Pertumbuhan penumpang angkutan udara di Indonesia pada 2010 mencapai 22,39 persen. Jauh lebih tinggi dibandingkan dengan pertumbuhan dunia sebesar 8,20 persen. Jelaslah negara ini masih berada dalam fase euforia terbang.
Kita belum tahu kapan euforia itu berhenti. Belum tahu di angka persentase berapakah pertumbuhan yang pas untuk 230 juta penduduk. Angkanya masih terus bergerak. Pesawat terus ditambah untuk menerbangkan lebih banyak penduduk.
Namun, di tengah upaya ”mengudarakan” lebih banyak orang, ada pengalaman tak nyaman seperti penundaan penerbangan (delay). Manajemen Lion Air—yang hari-hari ini kerap delay¯pun membuka wawasan kita bahwasanya delay adalah harga mahal pertumbuhan udara yang fantastis itu.
”Kalau mau aman, dapat saja di tiap rute disiapkan pesawat cadangan. Tapi cost-nya, biaya produksinya, terlalu tinggi sehingga pembebanannya ke tarif. Dengan tarif tinggi, tak semua orang mampu terbang. Tak ada itu, Jakarta-Surabaya cuma Rp 350.000,” kata Direktur Umum Lion Air Edward Sirait.
Keterlambatan Lion pun sebenarnya diawali migrasi sistem untuk pelayanan yang lebih baik saat jumlah pilot makin banyak. Kekacauan serupa juga pernah dialami Garuda Indonesia pada November 2010 akibat migrasi sistem.
Lion, dengan 80 pesawat, kini memang merajai kepulauan ini dengan penguasaan 48 persen pasar. Kuncinya, pengoptimalan utilisasi pesawat dengan pengaturan terbang ke sejumlah kota. Namun, delay 10 menit di rute pertama, memicu delay 20 menit di rute kedua. Saling berentet.
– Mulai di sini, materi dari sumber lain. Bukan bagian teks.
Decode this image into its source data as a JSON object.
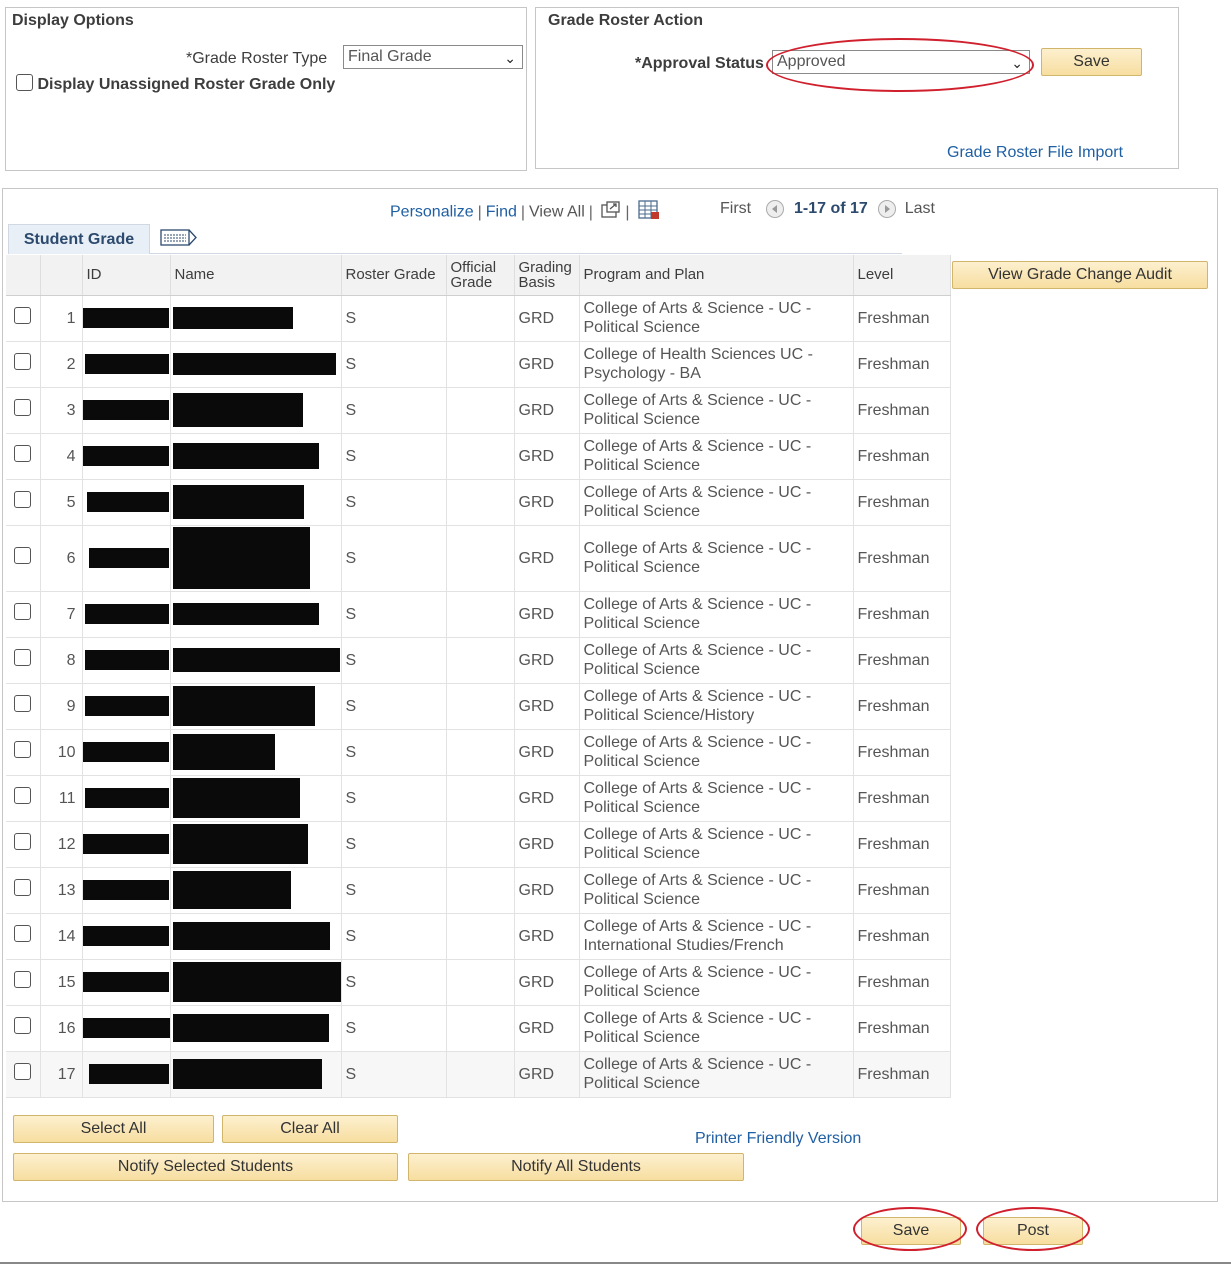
{
  "display_options": {
    "title": "Display Options",
    "roster_type_label": "*Grade Roster Type",
    "roster_type_value": "Final Grade",
    "unassigned_label": "Display Unassigned Roster Grade Only"
  },
  "grade_roster_action": {
    "title": "Grade Roster Action",
    "approval_status_label": "*Approval Status",
    "approval_status_value": "Approved",
    "save_label": "Save",
    "file_import_link": "Grade Roster File Import"
  },
  "grid_nav": {
    "personalize": "Personalize",
    "find": "Find",
    "view_all": "View All",
    "first": "First",
    "range": "1-17 of 17",
    "last": "Last",
    "sep": "|"
  },
  "tab": {
    "label": "Student Grade"
  },
  "columns": {
    "id": "ID",
    "name": "Name",
    "roster_grade": "Roster Grade",
    "official_grade_1": "Official",
    "official_grade_2": "Grade",
    "grading_basis_1": "Grading",
    "grading_basis_2": "Basis",
    "program_plan": "Program and Plan",
    "level": "Level"
  },
  "view_audit_label": "View Grade Change Audit",
  "rows": [
    {
      "num": "1",
      "grade": "S",
      "basis": "GRD",
      "program1": "College of Arts & Science - UC -",
      "program2": "Political Science",
      "level": "Freshman"
    },
    {
      "num": "2",
      "grade": "S",
      "basis": "GRD",
      "program1": "College of Health Sciences UC -",
      "program2": "Psychology - BA",
      "level": "Freshman"
    },
    {
      "num": "3",
      "grade": "S",
      "basis": "GRD",
      "program1": "College of Arts & Science - UC -",
      "program2": "Political Science",
      "level": "Freshman"
    },
    {
      "num": "4",
      "grade": "S",
      "basis": "GRD",
      "program1": "College of Arts & Science - UC -",
      "program2": "Political Science",
      "level": "Freshman"
    },
    {
      "num": "5",
      "grade": "S",
      "basis": "GRD",
      "program1": "College of Arts & Science - UC -",
      "program2": "Political Science",
      "level": "Freshman"
    },
    {
      "num": "6",
      "grade": "S",
      "basis": "GRD",
      "program1": "College of Arts & Science - UC -",
      "program2": "Political Science",
      "level": "Freshman"
    },
    {
      "num": "7",
      "grade": "S",
      "basis": "GRD",
      "program1": "College of Arts & Science - UC -",
      "program2": "Political Science",
      "level": "Freshman"
    },
    {
      "num": "8",
      "grade": "S",
      "basis": "GRD",
      "program1": "College of Arts & Science - UC -",
      "program2": "Political Science",
      "level": "Freshman"
    },
    {
      "num": "9",
      "grade": "S",
      "basis": "GRD",
      "program1": "College of Arts & Science - UC -",
      "program2": "Political Science/History",
      "level": "Freshman"
    },
    {
      "num": "10",
      "grade": "S",
      "basis": "GRD",
      "program1": "College of Arts & Science - UC -",
      "program2": "Political Science",
      "level": "Freshman"
    },
    {
      "num": "11",
      "grade": "S",
      "basis": "GRD",
      "program1": "College of Arts & Science - UC -",
      "program2": "Political Science",
      "level": "Freshman"
    },
    {
      "num": "12",
      "grade": "S",
      "basis": "GRD",
      "program1": "College of Arts & Science - UC -",
      "program2": "Political Science",
      "level": "Freshman"
    },
    {
      "num": "13",
      "grade": "S",
      "basis": "GRD",
      "program1": "College of Arts & Science - UC -",
      "program2": "Political Science",
      "level": "Freshman"
    },
    {
      "num": "14",
      "grade": "S",
      "basis": "GRD",
      "program1": "College of Arts & Science - UC -",
      "program2": "International Studies/French",
      "level": "Freshman"
    },
    {
      "num": "15",
      "grade": "S",
      "basis": "GRD",
      "program1": "College of Arts & Science - UC -",
      "program2": "Political Science",
      "level": "Freshman"
    },
    {
      "num": "16",
      "grade": "S",
      "basis": "GRD",
      "program1": "College of Arts & Science - UC -",
      "program2": "Political Science",
      "level": "Freshman"
    },
    {
      "num": "17",
      "grade": "S",
      "basis": "GRD",
      "program1": "College of Arts & Science - UC -",
      "program2": "Political Science",
      "level": "Freshman"
    }
  ],
  "bottom": {
    "select_all": "Select All",
    "clear_all": "Clear All",
    "notify_selected": "Notify Selected Students",
    "notify_all": "Notify All Students",
    "printer_friendly": "Printer Friendly Version",
    "save": "Save",
    "post": "Post"
  },
  "colors": {
    "accent_link": "#1f5fa3",
    "button_fill": "#f7dea0",
    "highlight_oval": "#d0202d"
  }
}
Akan tetapi, dalam banyak kasus lain, delay bukan monopoli kesalahan pilot—atau manajemen. Ada banyak faktor penyebab delay. Mulai dari alasan klasik, seperti cuaca buruk hingga kerusakan pesawat tanpa dukungan pesawat cadangan.
Di kota-kota besar, seperti Jakarta dan Surabaya, kini delay mulai dipicu keterlambatan awak pesawat. Akar masalahnya, lalu lintas kota yang sulit diprediksi, diperparah tak adanya transportasi massal yang ”bebas hambatan” menuju bandara.
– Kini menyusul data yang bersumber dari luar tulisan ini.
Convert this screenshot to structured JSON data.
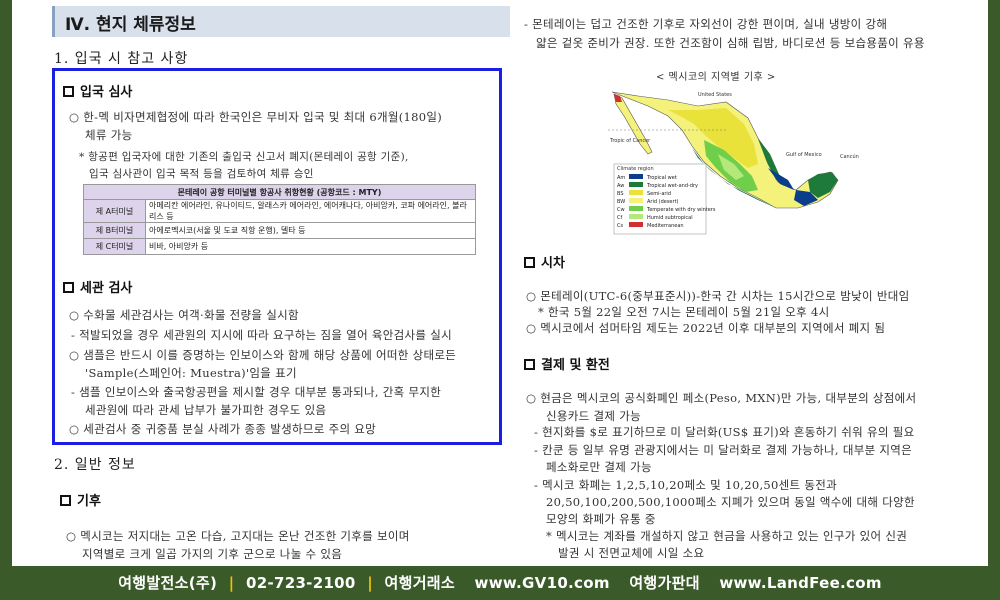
{
  "section_title": "Ⅳ. 현지 체류정보",
  "part1_title": "1. 입국 시 참고 사항",
  "immigration": {
    "heading": "입국 심사",
    "lines": [
      "○ 한-멕 비자면제협정에 따라 한국인은 무비자 입국 및 최대 6개월(180일)",
      "체류 가능",
      "* 항공편 입국자에 대한 기존의 출입국 신고서 폐지(몬테레이 공항 기준),",
      "입국 심사관이 입국 목적 등을 검토하여 체류 승인"
    ],
    "table": {
      "header": "몬테레이 공항 터미널별 항공사 취항현황 (공항코드 : MTY)",
      "rows": [
        {
          "terminal": "제 A터미널",
          "airlines": "아메리칸 에어라인, 유나이티드, 알래스카 에어라인, 에어캐나다, 아비앙카, 코파 에어라인, 볼라리스 등"
        },
        {
          "terminal": "제 B터미널",
          "airlines": "아에로멕시코(서울 및 도쿄 직항 운행), 델타 등"
        },
        {
          "terminal": "제 C터미널",
          "airlines": "비바, 아비앙카 등"
        }
      ]
    }
  },
  "customs": {
    "heading": "세관 검사",
    "lines": [
      "○ 수화물 세관검사는 여객·화물 전량을 실시함",
      "- 적발되었을 경우 세관원의 지시에 따라 요구하는 짐을 열어 육안검사를 실시",
      "○ 샘플은 반드시 이를 증명하는 인보이스와 함께 해당 상품에 어떠한 상태로든",
      "'Sample(스페인어: Muestra)'임을 표기",
      "- 샘플 인보이스와 출국항공편을 제시할 경우 대부분 통과되나, 간혹 무지한",
      "세관원에 따라 관세 납부가 불가피한 경우도 있음",
      "○ 세관검사 중 귀중품 분실 사례가 종종 발생하므로 주의 요망"
    ]
  },
  "part2_title": "2. 일반 정보",
  "climate": {
    "heading": "기후",
    "lines": [
      "○ 멕시코는 저지대는 고온 다습, 고지대는 온난 건조한 기후를 보이며",
      "지역별로 크게 일곱 가지의 기후 군으로 나눌 수 있음"
    ],
    "right_lines": [
      "- 몬테레이는 덥고 건조한 기후로 자외선이 강한 편이며, 실내 냉방이 강해",
      "얇은 겉옷 준비가 권장. 또한 건조함이 심해 립밤, 바디로션 등 보습용품이 유용"
    ],
    "map_title": "< 멕시코의 지역별 기후 >",
    "legend": [
      {
        "code": "Am",
        "label": "Tropical wet",
        "color": "#0a3d8a"
      },
      {
        "code": "Aw",
        "label": "Tropical wet-and-dry",
        "color": "#1e7a3a"
      },
      {
        "code": "BS",
        "label": "Semi-arid",
        "color": "#e8e23a"
      },
      {
        "code": "BW",
        "label": "Arid (desert)",
        "color": "#f4f27a"
      },
      {
        "code": "Cw",
        "label": "Temperate with dry winters",
        "color": "#6fcf4a"
      },
      {
        "code": "Cf",
        "label": "Humid subtropical",
        "color": "#b5e87a"
      },
      {
        "code": "Cs",
        "label": "Mediterranean",
        "color": "#d03030"
      }
    ],
    "map_labels": {
      "legend_title": "Climate region",
      "united_states": "United States",
      "tropic": "Tropic of Cancer",
      "gulf": "Gulf of Mexico",
      "cancun": "Cancún"
    }
  },
  "timezone": {
    "heading": "시차",
    "lines": [
      "○ 몬테레이(UTC-6(중부표준시))-한국 간 시차는 15시간으로 밤낮이 반대임",
      "* 한국 5월 22일 오전 7시는 몬테레이 5월 21일 오후 4시",
      "○ 멕시코에서 섬머타임 제도는 2022년 이후 대부분의 지역에서 폐지 됨"
    ]
  },
  "payment": {
    "heading": "결제 및 환전",
    "lines": [
      "○ 현금은 멕시코의 공식화폐인 페소(Peso, MXN)만 가능, 대부분의 상점에서",
      "신용카드 결제 가능",
      "- 현지화를 $로 표기하므로 미 달러화(US$ 표기)와 혼동하기 쉬워 유의 필요",
      "- 칸쿤 등 일부 유명 관광지에서는 미 달러화로 결제 가능하나, 대부분 지역은",
      "페소화로만 결제 가능",
      "- 멕시코 화폐는 1,2,5,10,20페소 및 10,20,50센트 동전과",
      "20,50,100,200,500,1000페소 지폐가 있으며 동일 액수에 대해 다양한",
      "모양의 화폐가 유통 중",
      "* 멕시코는 계좌를 개설하지 않고 현금을 사용하고 있는 인구가 있어 신권",
      "발권 시 전면교체에 시일 소요"
    ]
  },
  "footer": {
    "company": "여행발전소(주)",
    "phone": "02-723-2100",
    "exchange_label": "여행거래소",
    "exchange_url": "www.GV10.com",
    "price_label": "여행가판대",
    "price_url": "www.LandFee.com",
    "separator": "|"
  }
}
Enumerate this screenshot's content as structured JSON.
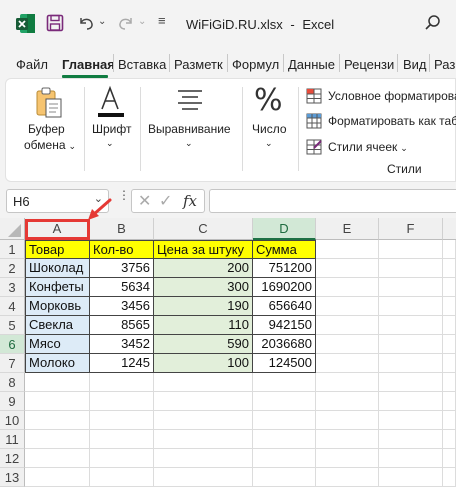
{
  "titlebar": {
    "filename": "WiFiGiD.RU.xlsx",
    "separator": "-",
    "app_name": "Excel",
    "brand_color": "#1D6F42"
  },
  "menu": {
    "tabs": [
      "Файл",
      "Главная",
      "Вставка",
      "Разметк",
      "Формул",
      "Данные",
      "Рецензи",
      "Вид",
      "Раз"
    ]
  },
  "ribbon": {
    "clipboard_label_1": "Буфер",
    "clipboard_label_2": "обмена",
    "font_label": "Шрифт",
    "alignment_label": "Выравнивание",
    "number_label": "Число",
    "conditional_format": "Условное форматирова",
    "format_as_table": "Форматировать как табл",
    "cell_styles": "Стили ячеек",
    "styles_group": "Стили"
  },
  "formula_bar": {
    "name_box": "H6",
    "fx": "fx",
    "formula": ""
  },
  "sheet": {
    "columns": [
      "A",
      "B",
      "C",
      "D",
      "E",
      "F"
    ],
    "rows": [
      "1",
      "2",
      "3",
      "4",
      "5",
      "6",
      "7",
      "8",
      "9",
      "10",
      "11",
      "12",
      "13"
    ],
    "headers": [
      "Товар",
      "Кол-во",
      "Цена за штуку",
      "Сумма"
    ],
    "data": [
      [
        "Шоколад",
        "3756",
        "200",
        "751200"
      ],
      [
        "Конфеты",
        "5634",
        "300",
        "1690200"
      ],
      [
        "Морковь",
        "3456",
        "190",
        "656640"
      ],
      [
        "Свекла",
        "8565",
        "110",
        "942150"
      ],
      [
        "Мясо",
        "3452",
        "590",
        "2036680"
      ],
      [
        "Молоко",
        "1245",
        "100",
        "124500"
      ]
    ],
    "highlight_color": "#e53935"
  }
}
Yang tak dipahami penumpang, terkadang delay akibat keterbatasan bandara. Landasan pacu, runway, yang hanya satu kerap menghambat pergerakan pesawat. Minimnya fasilitas terminal juga memperlambat penumpang naik-turun.
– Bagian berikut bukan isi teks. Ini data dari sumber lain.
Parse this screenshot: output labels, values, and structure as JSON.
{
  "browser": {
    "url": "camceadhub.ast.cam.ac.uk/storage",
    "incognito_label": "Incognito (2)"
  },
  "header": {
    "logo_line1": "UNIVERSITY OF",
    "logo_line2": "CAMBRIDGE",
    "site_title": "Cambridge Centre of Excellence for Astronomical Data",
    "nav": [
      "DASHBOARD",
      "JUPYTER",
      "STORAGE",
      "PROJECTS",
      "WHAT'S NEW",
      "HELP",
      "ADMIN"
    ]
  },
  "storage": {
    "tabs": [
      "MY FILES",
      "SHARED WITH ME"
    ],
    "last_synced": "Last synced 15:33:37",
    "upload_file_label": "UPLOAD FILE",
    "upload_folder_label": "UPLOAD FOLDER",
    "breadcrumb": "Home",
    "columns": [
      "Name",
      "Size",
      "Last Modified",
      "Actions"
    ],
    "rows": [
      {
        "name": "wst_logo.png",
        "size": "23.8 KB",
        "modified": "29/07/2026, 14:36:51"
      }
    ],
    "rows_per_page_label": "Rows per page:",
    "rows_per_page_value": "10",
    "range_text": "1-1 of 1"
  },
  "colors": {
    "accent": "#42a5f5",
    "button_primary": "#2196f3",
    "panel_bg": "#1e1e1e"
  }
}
Malang bagi maskapai penerbangan, penumpang tak mau mengerti. Kompensasi makanan dituntut ada. Meski berdasarkan Keputusan Menteri Perhubungan Nomor 25 Tahun 2008, kompensasi disediakan maskapai penerbangan hanya karena maskapai bersalah. Delay karena cuaca buruk mestinya tak membuahkan kompensasi.
Akibatnya, maskapai yang ketiban pulung. Sial. Lima pesawat saja delay, maskapai harus mencari 1.000 paket makanan. Bukan hal mudah. Belum lagi, harus mencari 1.000 kamar hotel. Mungkin penumpang menuding maskapai mencari 1.000 alasan ketika delay. Tapi, delay bukan urusan sederhana, Bung....
padahal nilai paling esensial dari tiket pesawat adalah memperpendek jarak dan waktu dan kepastian waktu keberangkatan adalah hal yg paling utama. alasan seperti keterlambatan awak pesawat dimana masalahnya adalah lalu lintas kota yang sulit diprediksi adalah alasan yg mengada-ada jika dilihat dari segi profesionalisme maskapai. dalam hal ini konsumen adalah pihak yg paling dirugikan dan maskapai selalu berusaha melempar tanggung jawab.
ane pernah mengalami delay 7 jam tanpa kompensasi apapun begitu pula dengan jadwal pesawat yg dibatalkan sehari sebelum keberangkatan tanpa ada solusi dari maskapai bersangkutan. semoga kedepannya akan ada sanksi yg lebih berat kepada maskapai yg sering "mendzolimi" konsumen.